Compreendendo o Hiperparatireoidismo Primário: Um Guia do Paciente para Diagnóstico e Tratamento

Sumário

O Problema Clínico

O hiperparatireoidismo primário ocorre quando uma ou mais das quatro glândulas paratireoides se tornam hiperativas, produzindo excesso de hormônio paratireoideo (PTH). Isso resulta em níveis elevados de cálcio no sangue. Em sistemas de saúde onde exames de sangue de rotina são comuns, a maioria dos pacientes recebe o diagnóstico de hipercalcemia leve a moderada (cálcio elevado no sangue) associada a níveis de PTH inapropriadamente normais ou elevados.

A condição afeta mais mulheres do que homens, com uma incidência estimada de 66 casos por 100.000 pessoas-ano em mulheres, comparada a 25 por 100.000 em homens. Cerca de 50% dos pacientes com hipercalcemia leve a moderada são submetidos à cirurgia, e estudos indicam que 30-40% dos demais pacientes acabam necessitando de intervenção cirúrgica em até 15 anos de acompanhamento.

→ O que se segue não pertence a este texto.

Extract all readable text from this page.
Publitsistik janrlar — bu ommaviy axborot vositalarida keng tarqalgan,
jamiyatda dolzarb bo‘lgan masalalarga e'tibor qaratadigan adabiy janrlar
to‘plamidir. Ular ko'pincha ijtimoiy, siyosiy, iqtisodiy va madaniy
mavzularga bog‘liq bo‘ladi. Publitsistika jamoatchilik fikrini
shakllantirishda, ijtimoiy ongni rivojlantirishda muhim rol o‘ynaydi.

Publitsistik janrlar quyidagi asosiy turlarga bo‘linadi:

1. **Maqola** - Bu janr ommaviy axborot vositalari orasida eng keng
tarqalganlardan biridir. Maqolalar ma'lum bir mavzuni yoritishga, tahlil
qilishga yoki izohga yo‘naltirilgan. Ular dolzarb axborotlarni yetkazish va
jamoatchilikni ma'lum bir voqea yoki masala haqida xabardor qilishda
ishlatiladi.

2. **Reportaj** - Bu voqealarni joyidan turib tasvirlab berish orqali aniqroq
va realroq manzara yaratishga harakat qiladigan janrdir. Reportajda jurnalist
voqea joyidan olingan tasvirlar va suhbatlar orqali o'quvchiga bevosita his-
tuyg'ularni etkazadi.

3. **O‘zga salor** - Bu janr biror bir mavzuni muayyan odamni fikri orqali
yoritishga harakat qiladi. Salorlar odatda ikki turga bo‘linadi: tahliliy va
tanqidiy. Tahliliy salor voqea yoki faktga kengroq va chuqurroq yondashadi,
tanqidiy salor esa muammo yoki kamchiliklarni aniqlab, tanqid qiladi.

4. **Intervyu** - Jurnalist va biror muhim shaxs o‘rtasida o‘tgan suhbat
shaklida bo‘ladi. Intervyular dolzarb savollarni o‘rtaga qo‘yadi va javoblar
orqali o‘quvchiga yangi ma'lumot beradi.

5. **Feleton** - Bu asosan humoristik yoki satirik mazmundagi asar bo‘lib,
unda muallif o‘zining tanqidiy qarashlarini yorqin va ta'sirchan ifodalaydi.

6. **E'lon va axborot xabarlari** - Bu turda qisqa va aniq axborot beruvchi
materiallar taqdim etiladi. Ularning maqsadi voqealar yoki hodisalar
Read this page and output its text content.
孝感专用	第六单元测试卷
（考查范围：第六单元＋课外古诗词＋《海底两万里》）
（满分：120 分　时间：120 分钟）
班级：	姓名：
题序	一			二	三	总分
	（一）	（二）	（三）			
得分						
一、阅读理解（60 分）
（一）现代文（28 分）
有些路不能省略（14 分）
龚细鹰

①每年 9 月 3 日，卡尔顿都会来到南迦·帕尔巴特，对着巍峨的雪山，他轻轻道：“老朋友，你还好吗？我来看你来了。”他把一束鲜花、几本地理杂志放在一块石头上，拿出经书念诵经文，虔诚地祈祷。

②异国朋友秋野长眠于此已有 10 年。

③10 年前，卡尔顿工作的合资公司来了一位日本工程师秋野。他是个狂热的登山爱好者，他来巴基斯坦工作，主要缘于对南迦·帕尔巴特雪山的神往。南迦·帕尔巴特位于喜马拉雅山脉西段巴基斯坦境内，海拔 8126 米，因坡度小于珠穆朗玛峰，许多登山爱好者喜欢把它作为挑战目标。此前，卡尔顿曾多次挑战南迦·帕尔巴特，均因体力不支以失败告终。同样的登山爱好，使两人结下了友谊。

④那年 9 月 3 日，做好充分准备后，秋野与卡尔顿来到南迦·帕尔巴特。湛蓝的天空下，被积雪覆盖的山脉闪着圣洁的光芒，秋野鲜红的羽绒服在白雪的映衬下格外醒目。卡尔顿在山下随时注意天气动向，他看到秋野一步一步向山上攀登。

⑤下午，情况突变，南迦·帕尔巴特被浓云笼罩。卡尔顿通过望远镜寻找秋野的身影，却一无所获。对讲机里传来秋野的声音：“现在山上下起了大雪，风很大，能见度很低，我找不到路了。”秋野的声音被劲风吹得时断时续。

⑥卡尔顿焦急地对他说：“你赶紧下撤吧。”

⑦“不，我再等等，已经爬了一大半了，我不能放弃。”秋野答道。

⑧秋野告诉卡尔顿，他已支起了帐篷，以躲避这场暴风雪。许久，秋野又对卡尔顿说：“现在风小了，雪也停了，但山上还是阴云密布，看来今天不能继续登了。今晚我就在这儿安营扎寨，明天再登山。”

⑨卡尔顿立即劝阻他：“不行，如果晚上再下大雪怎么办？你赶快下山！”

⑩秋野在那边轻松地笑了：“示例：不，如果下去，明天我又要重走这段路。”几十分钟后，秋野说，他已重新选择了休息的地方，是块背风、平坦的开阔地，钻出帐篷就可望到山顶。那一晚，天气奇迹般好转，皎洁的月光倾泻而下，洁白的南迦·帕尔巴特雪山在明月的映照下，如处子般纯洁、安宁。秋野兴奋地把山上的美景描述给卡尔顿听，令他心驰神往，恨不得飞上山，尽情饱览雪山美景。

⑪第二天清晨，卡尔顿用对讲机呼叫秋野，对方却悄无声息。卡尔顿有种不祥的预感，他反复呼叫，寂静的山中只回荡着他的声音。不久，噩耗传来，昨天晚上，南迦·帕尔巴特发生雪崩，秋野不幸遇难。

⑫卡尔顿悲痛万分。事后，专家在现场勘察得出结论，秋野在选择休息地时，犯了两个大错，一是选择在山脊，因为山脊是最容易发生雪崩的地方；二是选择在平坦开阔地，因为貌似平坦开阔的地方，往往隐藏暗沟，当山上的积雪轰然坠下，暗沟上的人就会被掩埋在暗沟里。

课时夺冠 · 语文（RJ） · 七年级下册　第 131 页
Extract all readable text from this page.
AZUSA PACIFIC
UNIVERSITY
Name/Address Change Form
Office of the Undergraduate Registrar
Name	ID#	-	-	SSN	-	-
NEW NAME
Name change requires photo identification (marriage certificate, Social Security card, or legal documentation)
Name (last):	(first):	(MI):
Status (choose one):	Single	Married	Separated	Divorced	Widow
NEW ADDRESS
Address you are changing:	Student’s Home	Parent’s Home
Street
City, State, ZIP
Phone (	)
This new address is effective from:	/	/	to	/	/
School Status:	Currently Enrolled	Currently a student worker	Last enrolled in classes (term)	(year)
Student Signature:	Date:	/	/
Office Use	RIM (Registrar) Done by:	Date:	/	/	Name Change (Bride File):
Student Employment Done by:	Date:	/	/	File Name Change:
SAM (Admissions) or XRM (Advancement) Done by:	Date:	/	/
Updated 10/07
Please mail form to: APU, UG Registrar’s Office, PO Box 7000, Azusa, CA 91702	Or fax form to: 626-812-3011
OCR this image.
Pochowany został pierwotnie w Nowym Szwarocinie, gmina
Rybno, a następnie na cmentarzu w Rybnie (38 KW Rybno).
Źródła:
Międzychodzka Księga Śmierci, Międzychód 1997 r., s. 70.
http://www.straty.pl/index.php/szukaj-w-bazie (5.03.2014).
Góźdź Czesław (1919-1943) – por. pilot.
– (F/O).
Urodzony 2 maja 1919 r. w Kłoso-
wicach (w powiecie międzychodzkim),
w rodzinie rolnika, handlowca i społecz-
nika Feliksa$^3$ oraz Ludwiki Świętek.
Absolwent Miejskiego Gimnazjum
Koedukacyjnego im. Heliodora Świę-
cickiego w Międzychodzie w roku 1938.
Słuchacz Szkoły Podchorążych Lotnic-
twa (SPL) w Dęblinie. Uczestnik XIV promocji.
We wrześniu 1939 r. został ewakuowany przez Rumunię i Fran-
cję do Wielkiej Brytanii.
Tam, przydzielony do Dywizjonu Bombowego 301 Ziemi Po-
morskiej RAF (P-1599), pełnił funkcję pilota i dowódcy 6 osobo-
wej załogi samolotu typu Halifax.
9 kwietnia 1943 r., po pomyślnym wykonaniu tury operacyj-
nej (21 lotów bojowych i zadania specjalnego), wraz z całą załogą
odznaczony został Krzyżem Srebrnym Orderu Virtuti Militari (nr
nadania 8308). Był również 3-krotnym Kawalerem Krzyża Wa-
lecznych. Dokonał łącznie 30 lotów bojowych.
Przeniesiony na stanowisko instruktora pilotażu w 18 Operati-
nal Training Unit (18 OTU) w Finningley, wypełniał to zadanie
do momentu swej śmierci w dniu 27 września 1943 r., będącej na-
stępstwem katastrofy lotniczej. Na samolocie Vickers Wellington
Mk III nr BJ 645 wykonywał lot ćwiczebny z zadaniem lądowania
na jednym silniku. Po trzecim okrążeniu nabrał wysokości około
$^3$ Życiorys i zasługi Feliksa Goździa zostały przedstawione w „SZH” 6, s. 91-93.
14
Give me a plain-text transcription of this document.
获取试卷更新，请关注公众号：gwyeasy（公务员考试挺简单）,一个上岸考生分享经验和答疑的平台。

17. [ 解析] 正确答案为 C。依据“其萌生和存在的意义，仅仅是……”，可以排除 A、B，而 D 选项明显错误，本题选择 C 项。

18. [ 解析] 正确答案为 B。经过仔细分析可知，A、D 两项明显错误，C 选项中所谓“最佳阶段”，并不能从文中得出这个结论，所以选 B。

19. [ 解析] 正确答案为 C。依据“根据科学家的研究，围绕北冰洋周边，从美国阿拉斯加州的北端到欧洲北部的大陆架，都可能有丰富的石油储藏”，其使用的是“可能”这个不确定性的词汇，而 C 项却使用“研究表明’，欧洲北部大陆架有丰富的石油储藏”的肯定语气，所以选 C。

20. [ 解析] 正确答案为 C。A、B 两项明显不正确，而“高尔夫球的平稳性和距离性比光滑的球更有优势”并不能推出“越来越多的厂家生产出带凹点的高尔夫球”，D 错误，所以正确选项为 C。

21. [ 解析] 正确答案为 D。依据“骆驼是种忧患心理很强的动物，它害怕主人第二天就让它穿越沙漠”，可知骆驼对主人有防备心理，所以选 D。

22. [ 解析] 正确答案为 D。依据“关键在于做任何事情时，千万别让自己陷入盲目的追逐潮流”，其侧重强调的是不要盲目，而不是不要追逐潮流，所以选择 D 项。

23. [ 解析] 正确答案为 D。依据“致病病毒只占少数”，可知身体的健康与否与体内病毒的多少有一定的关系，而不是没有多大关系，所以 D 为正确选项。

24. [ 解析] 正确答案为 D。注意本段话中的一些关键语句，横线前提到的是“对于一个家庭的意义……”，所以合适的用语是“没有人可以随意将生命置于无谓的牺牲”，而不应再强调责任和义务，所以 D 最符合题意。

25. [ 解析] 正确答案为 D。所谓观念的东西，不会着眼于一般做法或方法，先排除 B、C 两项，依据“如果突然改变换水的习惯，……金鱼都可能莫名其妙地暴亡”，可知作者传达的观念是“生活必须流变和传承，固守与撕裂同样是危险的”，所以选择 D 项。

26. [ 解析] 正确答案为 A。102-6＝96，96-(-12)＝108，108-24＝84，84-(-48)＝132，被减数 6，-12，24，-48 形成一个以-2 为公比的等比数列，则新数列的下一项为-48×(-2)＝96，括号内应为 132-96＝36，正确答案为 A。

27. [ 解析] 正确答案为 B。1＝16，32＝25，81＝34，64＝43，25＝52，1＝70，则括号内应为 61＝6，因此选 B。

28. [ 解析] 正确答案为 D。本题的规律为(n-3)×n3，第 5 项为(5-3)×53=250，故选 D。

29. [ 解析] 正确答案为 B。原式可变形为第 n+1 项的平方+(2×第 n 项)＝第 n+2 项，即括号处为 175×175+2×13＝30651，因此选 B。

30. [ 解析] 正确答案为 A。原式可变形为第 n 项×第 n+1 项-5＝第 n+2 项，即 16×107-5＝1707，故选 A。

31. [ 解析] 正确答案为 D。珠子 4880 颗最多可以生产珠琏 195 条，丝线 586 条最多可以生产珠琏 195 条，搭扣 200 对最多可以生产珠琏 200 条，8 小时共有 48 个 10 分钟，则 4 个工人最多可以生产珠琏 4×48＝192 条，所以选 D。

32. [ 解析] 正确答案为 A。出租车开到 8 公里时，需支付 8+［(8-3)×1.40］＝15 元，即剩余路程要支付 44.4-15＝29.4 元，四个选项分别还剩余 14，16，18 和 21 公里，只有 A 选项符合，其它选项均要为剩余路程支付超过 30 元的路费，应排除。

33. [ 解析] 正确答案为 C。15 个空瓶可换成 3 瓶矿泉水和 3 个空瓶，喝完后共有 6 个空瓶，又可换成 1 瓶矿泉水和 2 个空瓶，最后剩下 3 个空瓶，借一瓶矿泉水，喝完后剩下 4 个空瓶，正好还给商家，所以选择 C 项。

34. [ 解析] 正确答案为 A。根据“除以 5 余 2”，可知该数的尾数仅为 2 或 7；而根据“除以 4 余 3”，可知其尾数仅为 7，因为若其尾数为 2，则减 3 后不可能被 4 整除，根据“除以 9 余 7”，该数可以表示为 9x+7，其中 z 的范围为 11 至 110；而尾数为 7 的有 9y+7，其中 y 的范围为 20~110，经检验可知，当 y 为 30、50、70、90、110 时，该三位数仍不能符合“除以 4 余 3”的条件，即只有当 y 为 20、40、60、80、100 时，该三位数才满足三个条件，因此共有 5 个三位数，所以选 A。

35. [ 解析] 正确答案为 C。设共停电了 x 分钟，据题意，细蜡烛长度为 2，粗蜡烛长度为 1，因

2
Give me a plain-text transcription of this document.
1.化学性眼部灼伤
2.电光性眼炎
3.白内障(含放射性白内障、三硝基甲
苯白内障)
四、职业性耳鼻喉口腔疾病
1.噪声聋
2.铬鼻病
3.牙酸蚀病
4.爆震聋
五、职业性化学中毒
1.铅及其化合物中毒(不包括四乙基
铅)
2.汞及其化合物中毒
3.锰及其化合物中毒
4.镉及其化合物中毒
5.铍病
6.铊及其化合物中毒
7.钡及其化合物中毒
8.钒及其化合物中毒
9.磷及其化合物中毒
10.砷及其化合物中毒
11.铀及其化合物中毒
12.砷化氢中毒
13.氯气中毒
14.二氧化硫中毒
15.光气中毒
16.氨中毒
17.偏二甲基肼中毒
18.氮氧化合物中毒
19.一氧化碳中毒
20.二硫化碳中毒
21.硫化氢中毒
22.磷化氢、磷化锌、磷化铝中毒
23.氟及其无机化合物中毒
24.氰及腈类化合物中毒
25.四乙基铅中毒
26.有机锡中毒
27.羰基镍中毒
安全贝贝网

Aproximadamente 80% dos pacientes apresentam um único adenoma paratireoideo (tumor benigno), enquanto 10-11% têm múltiplos adenomas. Menos de 10% apresentam hiperplasia das quatro glândulas, e o carcinoma paratireoideo é responsável por menos de 1% dos casos. A apresentação clínica varia conforme os recursos de saúde disponíveis, sendo que pacientes em ambientes com recursos limitados costumam apresentar a doença em estágio mais avançado.

Sintomas e Apresentação

Em sistemas de saúde bem estruturados, menos de 20% dos pacientes apresentam sintomas evidentes. Quando presentes, os sintomas podem incluir:

  • Fadiga e fraqueza generalizada
  • Depressão e ansiedade
  • Problemas de memória e dificuldade de concentração
  • Constipação (especialmente em casos de hipercalcemia moderada a grave)
  • Dor óssea ou fraturas
  • Cálculos renais e cólica renal (dor causada pela movimentação de cálculos no trato urinário)

Sintomas graves como obnubilação (redução do nível de consciência) ou fraqueza neuromuscular significativa são raros e geralmente associados a adenomas grandes ou câncer paratireoideo. Os pacientes também podem sentir aumento da sede e urinar com frequência devido aos efeitos do excesso de cálcio.

Vale ressaltar que, embora muitos pacientes relatem sintomas neuropsiquiátricos, uma relação causal direta entre esses sintomas e a doença paratireoidea ainda é incerta. Desidratação ou imobilização podem agravar a hipercalcemia, por isso manter uma boa hidratação é especialmente importante para quem tem essa condição.

Complicações Potenciais

O hiperparatireoidismo primário pode levar a diversas complicações graves se não for tratado. As mais significativas envolvem os ossos e os rins.

Perda Óssea e Risco de Fratura

A saúde óssea é bastante afetada pelo hiperparatireoidismo. Pesquisas mostram que 23% dos pacientes têm densidade óssea no fêmur inferior a 80% do normal, enquanto 58% apresentam densidade reduzida no rádio em comparação com indivíduos saudáveis da mesma idade. Outro estudo constatou que 15% dos pacientes tinham osteopenia na coluna lombar.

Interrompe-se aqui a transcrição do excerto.